High altitude vineyard. Ed. Barber nurseries.

Climatic studies show that the changes observed in recent years will continue in the future and will not only reduce the quality of grapes and wine, but will change the patterns of diseases and pests, change the yields of the vine and cause changes in the phenology of the vine [4] [9]. This explanation has been just one of the faces of climate change, which can be tasted to be better understood.


[1] Alvarez M., Moya C. Florido M., Plan D. 2003. Results of the genetic improvement of tomato (Lycopersicon esculentu Mill.) and its impact on horticultural production in Cuba. Tropical crops, 24 (2): 63-70.

[2] Perez de-Castro A., Ten M.J. 2013. • 25 years themes (pytoma).

[3] Polar Bears International. 2021. Hunting & ecosystem.

[4] García-Escudero E. 2013 – ACE, Revista de enología científica y profesional.

[5] Ruan Y.L. 2014 Sucrose metabolism: gateway to diverse carbon use and sugar signaling. Annual Review of Plant Biology, 65, 33–67.

[6] Look at Orduña R. 2010 Climate change associated effects on grape and wine quality and production. Food research international, 43(7):1844-1855.

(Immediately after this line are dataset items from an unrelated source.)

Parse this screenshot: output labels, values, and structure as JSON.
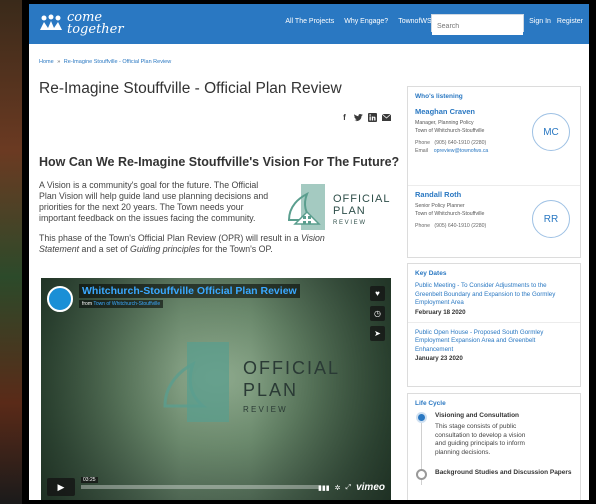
{
  "header": {
    "logo_line1": "come",
    "logo_line2": "together",
    "nav": [
      "All The Projects",
      "Why Engage?",
      "TownofWS.ca"
    ],
    "search_placeholder": "Search",
    "sign_in": "Sign In",
    "register": "Register",
    "bar_color": "#2a78c2"
  },
  "breadcrumb": {
    "home": "Home",
    "separator": "»",
    "current": "Re-Imagine Stouffville - Official Plan Review"
  },
  "page": {
    "title": "Re-Imagine Stouffville - Official Plan Review",
    "share_icons": [
      "facebook-icon",
      "twitter-icon",
      "linkedin-icon",
      "email-icon"
    ],
    "subtitle": "How Can We Re-Imagine Stouffville's Vision For The Future?",
    "intro": "A Vision is a community's goal for the future. The Official Plan Vision will help guide land use planning decisions and priorities for the next 20 years. The Town needs your important feedback on the issues facing the community.",
    "intro2_a": "This phase of the Town's Official Plan Review (OPR) will result in a ",
    "intro2_em1": "Vision Statement",
    "intro2_b": " and a set of ",
    "intro2_em2": "Guiding principles",
    "intro2_c": " for the Town's OP.",
    "logo_word1": "OFFICIAL",
    "logo_word2": "PLAN",
    "logo_word3": "R E V I E W",
    "logo_color": "#5a9e8e"
  },
  "video": {
    "title": "Whitchurch-Stouffville Official Plan Review",
    "from_label": "from",
    "from_channel": "Town of Whitchurch-Stouffville",
    "logo_word1": "OFFICIAL",
    "logo_word2": "PLAN",
    "logo_word3": "R E V I E W",
    "time": "03:25",
    "vimeo": "vimeo"
  },
  "sidebar": {
    "listening_heading": "Who's listening",
    "people": [
      {
        "name": "Meaghan Craven",
        "role_line1": "Manager, Planning Policy",
        "role_line2": "Town of Whitchurch-Stouffville",
        "phone_label": "Phone",
        "phone": "(905) 640-1910 (2280)",
        "email_label": "Email",
        "email": "opreview@townofws.ca",
        "initials": "MC"
      },
      {
        "name": "Randall Roth",
        "role_line1": "Senior Policy Planner",
        "role_line2": "Town of Whitchurch-Stouffville",
        "phone_label": "Phone",
        "phone": "(905) 640-1910 (2280)",
        "initials": "RR"
      }
    ],
    "dates_heading": "Key Dates",
    "dates": [
      {
        "title": "Public Meeting - To Consider Adjustments to the Greenbelt Boundary and Expansion to the Gormley Employment Area",
        "date": "February 18 2020"
      },
      {
        "title": "Public Open House - Proposed South Gormley Employment Expansion Area and Greenbelt Enhancement",
        "date": "January 23 2020"
      }
    ],
    "life_heading": "Life Cycle",
    "stages": [
      {
        "title": "Visioning and Consultation",
        "desc": "This stage consists of public consultation to develop a vision and guiding principals to inform planning decisions."
      },
      {
        "title": "Background Studies and Discussion Papers"
      }
    ]
  }
}
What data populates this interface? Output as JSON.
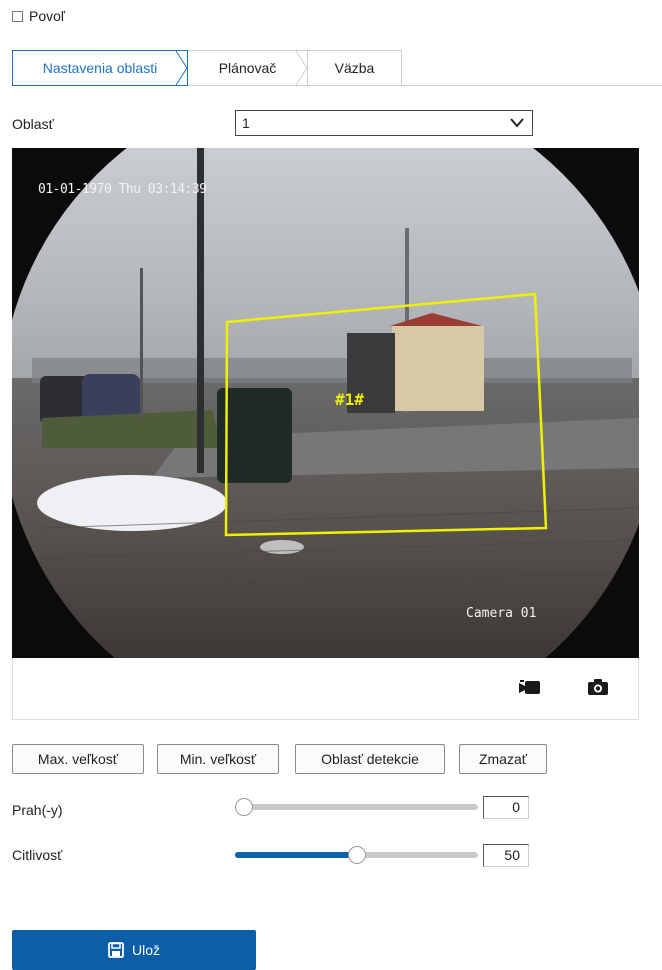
{
  "enable": {
    "label": "Povoľ",
    "checked": false
  },
  "tabs": [
    {
      "label": "Nastavenia oblasti",
      "active": true
    },
    {
      "label": "Plánovač",
      "active": false
    },
    {
      "label": "Väzba",
      "active": false
    }
  ],
  "area": {
    "label": "Oblasť",
    "selected": "1"
  },
  "video": {
    "osd_time": "01-01-1970 Thu 03:14:39",
    "camera_name": "Camera 01",
    "region_label": "#1#",
    "record_icon": "video-record-icon",
    "snapshot_icon": "camera-snapshot-icon"
  },
  "buttons": {
    "max_size": "Max. veľkosť",
    "min_size": "Min. veľkosť",
    "detection_area": "Oblasť detekcie",
    "clear": "Zmazať"
  },
  "threshold": {
    "label": "Prah(-y)",
    "value": "0",
    "fraction": 0.0
  },
  "sensitivity": {
    "label": "Citlivosť",
    "value": "50",
    "fraction": 0.5
  },
  "save": {
    "label": "Ulož",
    "icon": "save-icon"
  },
  "colors": {
    "accent": "#1f72c3",
    "primary_button": "#0d5ea8",
    "region": "#f0f000"
  }
}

[7] Melendez E., Related information C.P. Sarabia Mª Íñiguez, pure P. 2013 Modelling phenolic and technological maturities of grapes by means of the multivariate relation between organoleptic and physicochemical properties. Analytica Chinica Acta, 761: 53-61.

[8] Brandt M., Scheidweiler M., Rauhut D. Related information Will F., Pagn H., Stoll M. 2019. The influence of temperature and solar radiation on phenols in berry skin and maturity parameters of Vitis vinifera L. cv. Riesling. OENO One, 52 (2)

[9] Bonfante A., Monaco E., Langella G., Mercogliano P., Bucchignan E., P. Manna, F. Terribilla 2018. A dynamic viticultural zoning to explore the resilience of terroir concept under climate change. Science of the total environment, 624:294–308.